SINGAPORE - The dollar was pinned near recent lows against other currencies on Tuesday, as traders awaited U.S. jobs data for a guide to the rates outlook, while labour market strength lifted the kiwi in anticipation of a New Zealand rate hike within weeks.
New Zealand's jobless rate unexpectedly fell to 4% last quarter, its lowest since December 2019, and the New Zealand dollar jumped 0.5% to a one-month high of $0.7056.
Elsewhere currencies were broadly steady as markets looked ahead to partial U.S. labour data due later on Wednesday and non-farm payroll figures due on Friday. The dollar was a touch lower at $1.1870 per euro and the dollar index, which measures the greenback against six major rivals, held at 92.024.
The dollar index has now slipped more than 1% from a 15-week peak it struck a fortnight ago as U.S. yields and U.S. rate hike expectations have receded with investors questioning the strength and speed of the economic recovery.
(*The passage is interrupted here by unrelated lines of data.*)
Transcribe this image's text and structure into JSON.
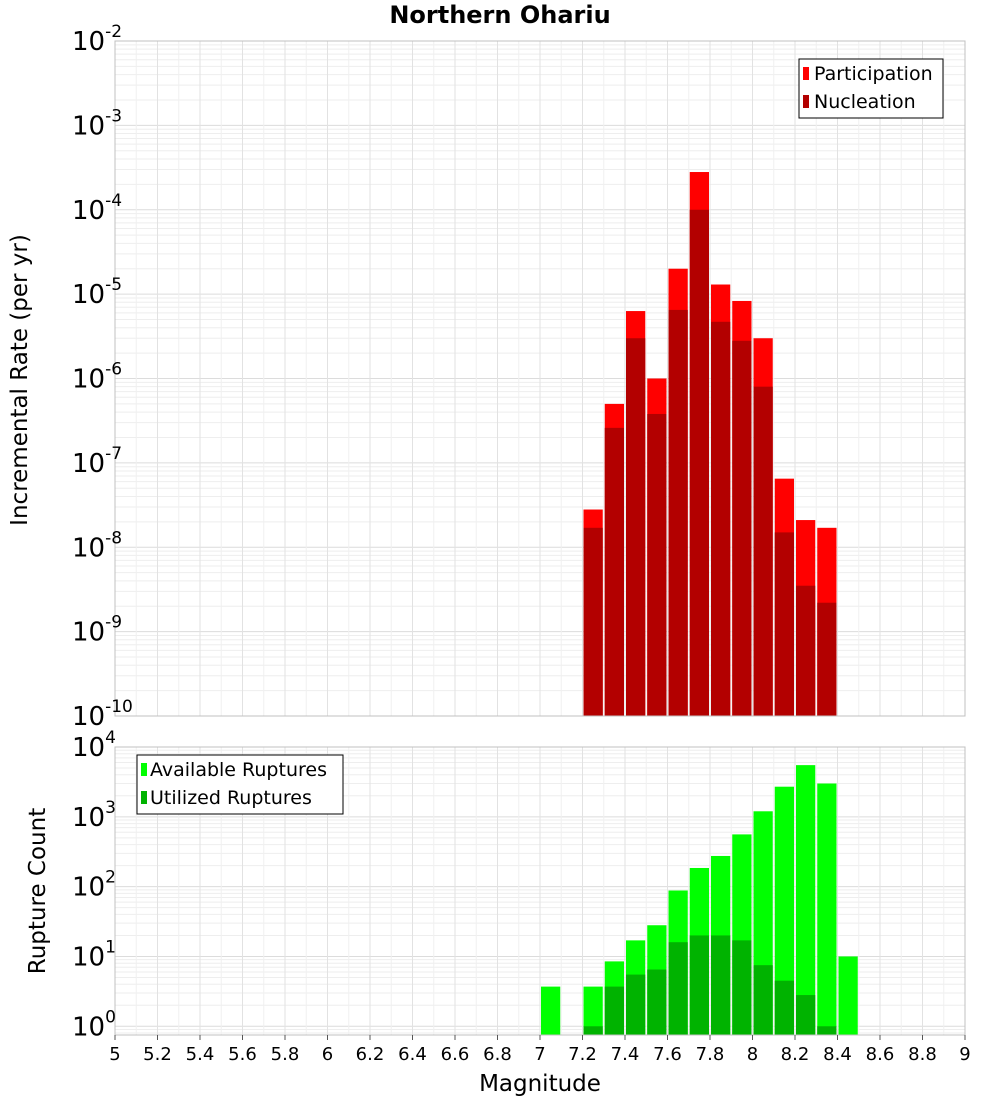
{
  "chart_data": [
    {
      "type": "bar",
      "title": "Northern Ohariu",
      "xlabel": "",
      "ylabel": "Incremental Rate (per yr)",
      "yscale": "log",
      "ylim": [
        1e-10,
        0.01
      ],
      "xlim": [
        5,
        9
      ],
      "grid": true,
      "legend_position": "top-right",
      "x": [
        7.25,
        7.35,
        7.45,
        7.55,
        7.65,
        7.75,
        7.85,
        7.95,
        8.05,
        8.15,
        8.25,
        8.35
      ],
      "series": [
        {
          "name": "Participation",
          "color": "#ff0000",
          "values": [
            2.8e-08,
            5e-07,
            6.3e-06,
            1e-06,
            2e-05,
            0.00028,
            1.3e-05,
            8.3e-06,
            3e-06,
            6.5e-08,
            2.1e-08,
            1.7e-08
          ]
        },
        {
          "name": "Nucleation",
          "color": "#b30000",
          "values": [
            1.7e-08,
            2.6e-07,
            3e-06,
            3.8e-07,
            6.5e-06,
            0.0001,
            4.7e-06,
            2.8e-06,
            8e-07,
            1.5e-08,
            3.5e-09,
            2.2e-09
          ]
        }
      ]
    },
    {
      "type": "bar",
      "title": "",
      "xlabel": "Magnitude",
      "ylabel": "Rupture Count",
      "yscale": "log",
      "ylim": [
        0.75,
        10000
      ],
      "xlim": [
        5,
        9
      ],
      "grid": true,
      "legend_position": "top-left",
      "x": [
        7.05,
        7.25,
        7.35,
        7.45,
        7.55,
        7.65,
        7.75,
        7.85,
        7.95,
        8.05,
        8.15,
        8.25,
        8.35,
        8.45
      ],
      "series": [
        {
          "name": "Available Ruptures",
          "color": "#00ff00",
          "values": [
            3.7,
            3.7,
            8.5,
            17,
            28,
            88,
            185,
            275,
            560,
            1200,
            2700,
            5500,
            3000,
            10
          ]
        },
        {
          "name": "Utilized Ruptures",
          "color": "#00b300",
          "values": [
            0,
            1,
            3.7,
            5.5,
            6.5,
            16,
            20,
            20,
            17,
            7.5,
            4.5,
            2.8,
            1,
            0
          ]
        }
      ]
    }
  ],
  "panels": {
    "top": {
      "title": "Northern Ohariu",
      "ylabel": "Incremental Rate (per yr)",
      "ytick_base": "10",
      "ytick_exponents": [
        "-10",
        "-9",
        "-8",
        "-7",
        "-6",
        "-5",
        "-4",
        "-3",
        "-2"
      ],
      "legend": [
        "Participation",
        "Nucleation"
      ]
    },
    "bottom": {
      "ylabel": "Rupture Count",
      "xlabel": "Magnitude",
      "ytick_base": "10",
      "ytick_exponents": [
        "0",
        "1",
        "2",
        "3",
        "4"
      ],
      "legend": [
        "Available Ruptures",
        "Utilized Ruptures"
      ]
    },
    "xticks": [
      "5",
      "5.2",
      "5.4",
      "5.6",
      "5.8",
      "6",
      "6.2",
      "6.4",
      "6.6",
      "6.8",
      "7",
      "7.2",
      "7.4",
      "7.6",
      "7.8",
      "8",
      "8.2",
      "8.4",
      "8.6",
      "8.8",
      "9"
    ]
  }
}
"The big dollar picture is that there is a pullback in Fed hike expectations and we've seen the U.S. dollar head south," said National Australia Bank senior strategist Rodrigo Catril, adding the focus was now on the rates implications of jobs data.
"We've all seen progress in the labour market, but the question is how much is good enough," he said.
Economists polled by Reuters expect ADP payrolls data, due around 1215 GMT, to show 695,000 jobs were added last month - roughly steady on a month earlier - and for Friday's non-farm payrolls to show 880,000 jobs added in July.
Catril said it could take several consecutive months of that kind of growth, or even stronger, to bring down unemployment sufficiently for central bankers to take note.
Safe haven currencies, meanwhile, have benefited from the dollar's softness, particularly as nerves about the spread of the Delta coronavirus variant keep a degree of caution in currency markets.
After falling since the start of the year, the Japanese yen has gained about 2.5% against the dollar in a month and held at 108.98 yen per dollar on Wednesday, after touching its highest since late May overnight at 108.875.
The fellow safe-haven Swiss franc has also been on the front foot. It hit a seven-week high of 0.90235 per dollar overnight.
On the other side of the coin, the risk-sensitive Australian dollar has been unable to break resistance around $0.7415, even after the central bank gave investors a hawkish surprise by sticking with tapering plans on Tuesday.
The Aussie last bought $0.7406.
Sterling has found momentum from an encouraging end to COVID-19 restrictions in highly-vaccinated England, which has so far seemed not to cause a spike in virus deaths.
Attention there now turns to a Bank of England meeting on Thursday, with focus on policymakers economic projections and on what they say that means for rates. Swaps markets are beginning to price a hike liftoff around June 2022.
"If the BoE communicates a more cautious outlook, then we could see hike bets by June 2022 pushed back – putting some pressure on sterling," said Luke Suddards, a research strategist at brokerage Pepperstone.